Aucune importance n’est donnée par le système de santé reproductive au sauvetage des nouveau-nés souffrants. On a privilégié l’éparpillement des petites maternités – une proximité qui répond aux impératifs électoraux et populistes – à l'efficacité d’une part ; à l’absence quasi-systématique du monitoring fœtal dans les salles d’accouchements d’autre part. Cet appareil n’est plus un luxe mais une nécessité pour dépister les souffrances fœtales et permettre à l’équipe d’agir à temps pour sauver le nouveau-né, sa vie et son cerveau.

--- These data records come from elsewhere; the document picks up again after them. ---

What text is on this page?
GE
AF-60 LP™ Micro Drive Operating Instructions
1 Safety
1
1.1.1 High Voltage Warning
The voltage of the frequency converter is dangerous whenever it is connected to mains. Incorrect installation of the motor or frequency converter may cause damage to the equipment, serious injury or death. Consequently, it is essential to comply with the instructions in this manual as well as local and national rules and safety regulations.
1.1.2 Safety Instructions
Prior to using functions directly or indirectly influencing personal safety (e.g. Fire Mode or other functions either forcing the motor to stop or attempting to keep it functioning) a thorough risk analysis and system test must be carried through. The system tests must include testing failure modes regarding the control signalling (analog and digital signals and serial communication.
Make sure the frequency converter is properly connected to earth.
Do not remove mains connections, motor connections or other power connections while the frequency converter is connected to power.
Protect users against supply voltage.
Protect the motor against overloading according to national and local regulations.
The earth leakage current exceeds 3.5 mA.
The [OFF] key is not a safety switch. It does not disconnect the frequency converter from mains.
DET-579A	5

Le problème encore une fois, ce n’est pas le coût du monitoring, qui ne dépasse pas les 2 000 euros et peut durer des années entre des mains consciencieuses. Justement, c’est de la conscience qu’il s’agit et ceci demande du temps, des efforts de science et  de persuasion. C’est ce que je fais par mon apprentissage des techniques d’obstétrique d’urgence en parcourant tout le royaume. Face à cette injustice et à d’autres causes orphelines parce que ça n’intéresse pas grand monde, je lutte avec la meilleure arme que l’humain possède : celle du savoir et du savoir-faire.